These constraints can be used for simulation of XML Schema constraints over textual nodes. In addition to checking the content, these constraints - via the XPath expression - can also determine the context of the elements, which they will be applied to. In this way they can be used for imposing regular constraints in addition to these in the DTD, making them more specific on the basis of the surrounding context.
In this kind of constraints the selection of nodes is defined as an XPath expression. On the selected nodes separately another XPath expression is evaluated and the result from each evaluation is converted to a number using the rules defined in the XPath specification. A constraint is satisfied for a node if the corresponding numeric result is in a range given by two numbers MIN and MAX. The MIN and MAX values can be dynamically determined for each node by other two XPath expressions, which return numbers as results.

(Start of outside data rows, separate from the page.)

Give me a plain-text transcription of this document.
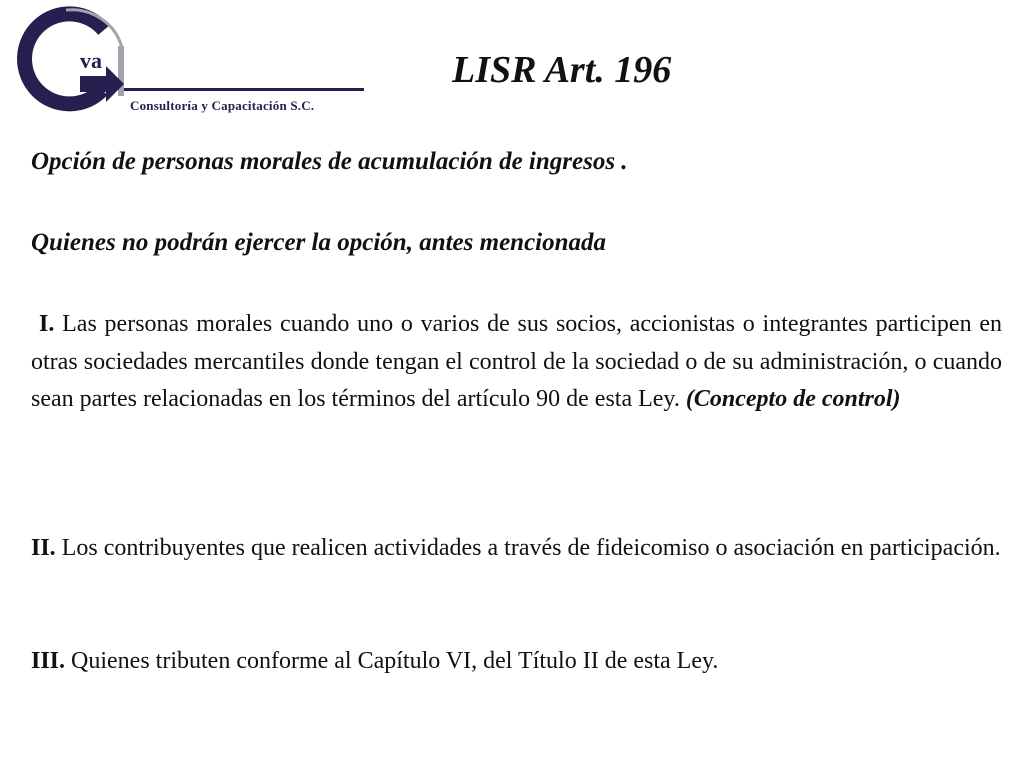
va
Consultoría y Capacitación S.C.
LISR Art. 196
Opción de personas morales de acumulación de ingresos .
Quienes no podrán ejercer la opción, antes mencionada

I. Las personas morales cuando uno o varios de sus socios, accionistas o integrantes participen en otras sociedades mercantiles donde tengan el control de la sociedad o de su administración, o cuando sean partes relacionadas en los términos del artículo 90 de esta Ley. (Concepto de control)

II. Los contribuyentes que realicen actividades a través de fideicomiso o asociación en participación.

III. Quienes tributen conforme al Capítulo VI, del Título II de esta Ley.
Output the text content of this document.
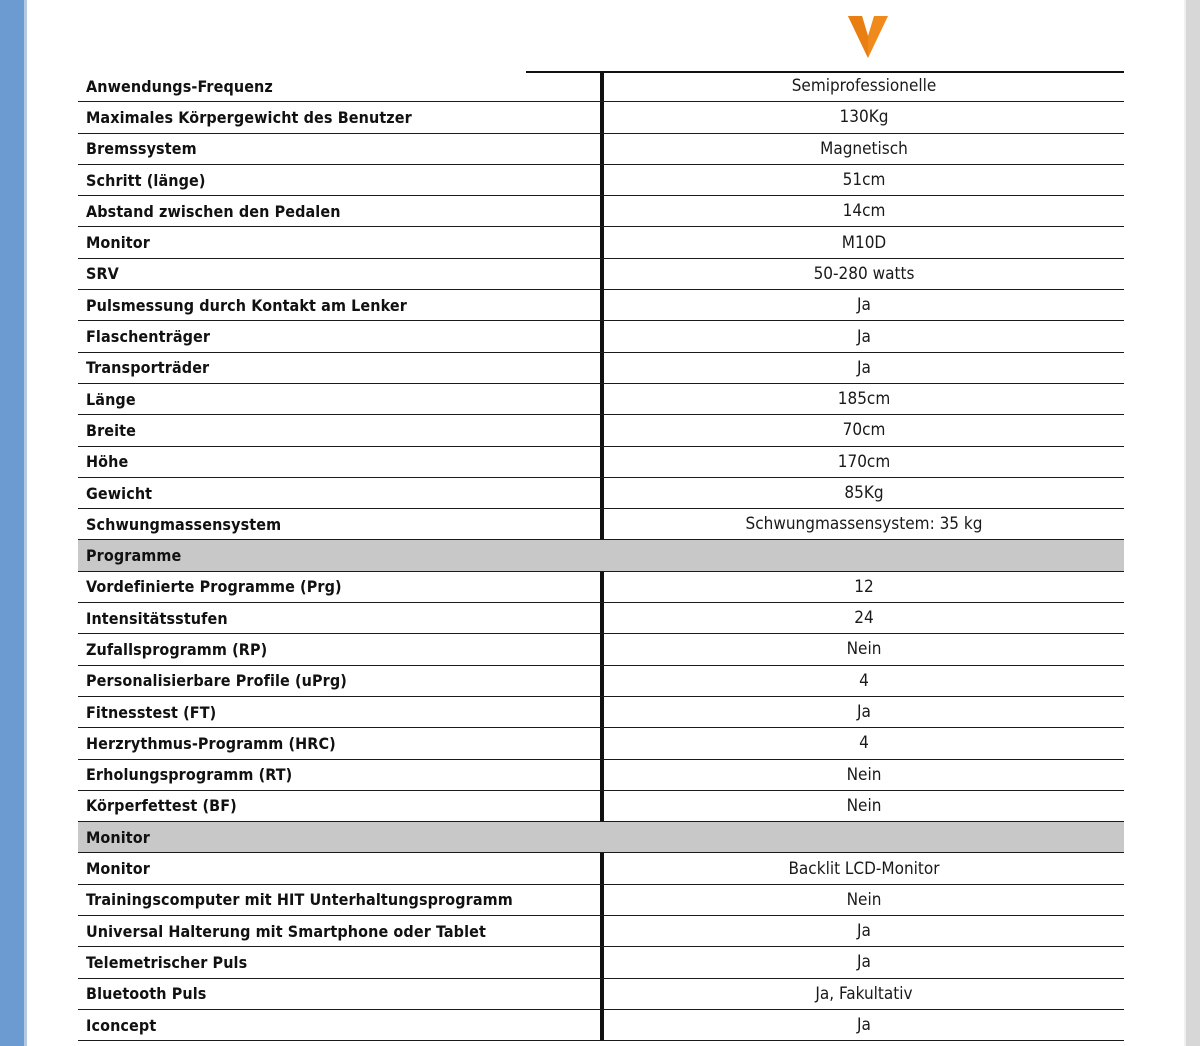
Anwendungs-Frequenz	Semiprofessionelle
Maximales Körpergewicht des Benutzer	130Kg
Bremssystem	Magnetisch
Schritt (länge)	51cm
Abstand zwischen den Pedalen	14cm
Monitor	M10D
SRV	50-280 watts
Pulsmessung durch Kontakt am Lenker	Ja
Flaschenträger	Ja
Transporträder	Ja
Länge	185cm
Breite	70cm
Höhe	170cm
Gewicht	85Kg
Schwungmassensystem	Schwungmassensystem: 35 kg
Programme
Vordefinierte Programme (Prg)	12
Intensitätsstufen	24
Zufallsprogramm (RP)	Nein
Personalisierbare Profile (uPrg)	4
Fitnesstest (FT)	Ja
Herzrythmus-Programm (HRC)	4
Erholungsprogramm (RT)	Nein
Körperfettest (BF)	Nein
Monitor
Monitor	Backlit LCD-Monitor
Trainingscomputer mit HIT Unterhaltungsprogramm	Nein
Universal Halterung mit Smartphone oder Tablet	Ja
Telemetrischer Puls	Ja
Bluetooth Puls	Ja, Fakultativ
Iconcept	Ja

These kinds of constraints can be useful for checking equal number of nodes of different type within a given context.
These constraints determine the possible children, attributes or the parent of an element in a document. These constraints apply when the user enters a new child or a new parent of an element. In both cases a list of possible children or parents are determined by the DTD, but depending on the context in the document an additional reduction of these lists is possible. In case the only possible child of an element is a text, or an attribute is entered, then these constraints determine the possible text values for the element.
This type of value constraint sets limits the possible parents of a node. There are two ways of applying this constraint type: by changing the parent of a node(local) or explicitly running the constraint engine(global).

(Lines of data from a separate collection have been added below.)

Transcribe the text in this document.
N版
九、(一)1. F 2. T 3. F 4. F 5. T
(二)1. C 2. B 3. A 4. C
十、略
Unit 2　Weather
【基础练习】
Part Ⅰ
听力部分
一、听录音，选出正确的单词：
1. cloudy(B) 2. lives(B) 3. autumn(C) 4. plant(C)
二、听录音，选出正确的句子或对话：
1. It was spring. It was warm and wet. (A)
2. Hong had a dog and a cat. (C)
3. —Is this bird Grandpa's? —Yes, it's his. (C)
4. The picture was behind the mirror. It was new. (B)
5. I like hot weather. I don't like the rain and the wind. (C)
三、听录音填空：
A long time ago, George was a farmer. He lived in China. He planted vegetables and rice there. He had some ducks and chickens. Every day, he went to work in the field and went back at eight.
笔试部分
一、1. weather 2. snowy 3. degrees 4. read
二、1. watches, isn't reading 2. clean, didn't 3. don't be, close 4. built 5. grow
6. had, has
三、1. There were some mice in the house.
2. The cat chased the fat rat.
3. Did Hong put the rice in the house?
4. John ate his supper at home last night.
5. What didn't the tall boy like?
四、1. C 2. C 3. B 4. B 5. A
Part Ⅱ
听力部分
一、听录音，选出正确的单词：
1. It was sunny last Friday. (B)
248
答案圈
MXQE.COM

The first possibility changes the parent of a node(or a set of nodes at one level). The list of all the relevant parent nodes can be restricted further by applying other constraints. The final list contains the intersection between the source of the constraints and its former content. If the operation - changing the parent of a set of nodes - is performed, then all compatible (parent) constraints are applied.
The second possibility is running the Constraint Engine. It works in the following way. First, the targets are selected (by their tag names and the XPath restriction). Then the source is compiled. If there is more than one choice, the user is asked to select one option from a list. If the choice happens to be exactly one element, it can be automatically inserted as a parent of the target. The action of a constraint depends on the Application Mode set for the constraint.
This kind of constraints deals with the content of some elements. They determine the existence of certain values within the content of these elements. A value can be a token, an attribute or an XML mark-up and the actual value for an element can be determined by the context. Such a constraint works in the following way: first it determines to which elements in the document it is applicable (the conditions over the context of the nodes are expressed by an XPath expression), then for each such element in turn it determines which values (usually they are also pointed by an XPath expression) are allowed and checks whether in the content of the element some of these values are presented as a token or an XML mark-up. If there is such a value, then the constraint chooses the next element. If there is no such a value, then the constraint offers to the user a possibility to choose one of the allowed values for the element (attribute) and the selected value is added to the content.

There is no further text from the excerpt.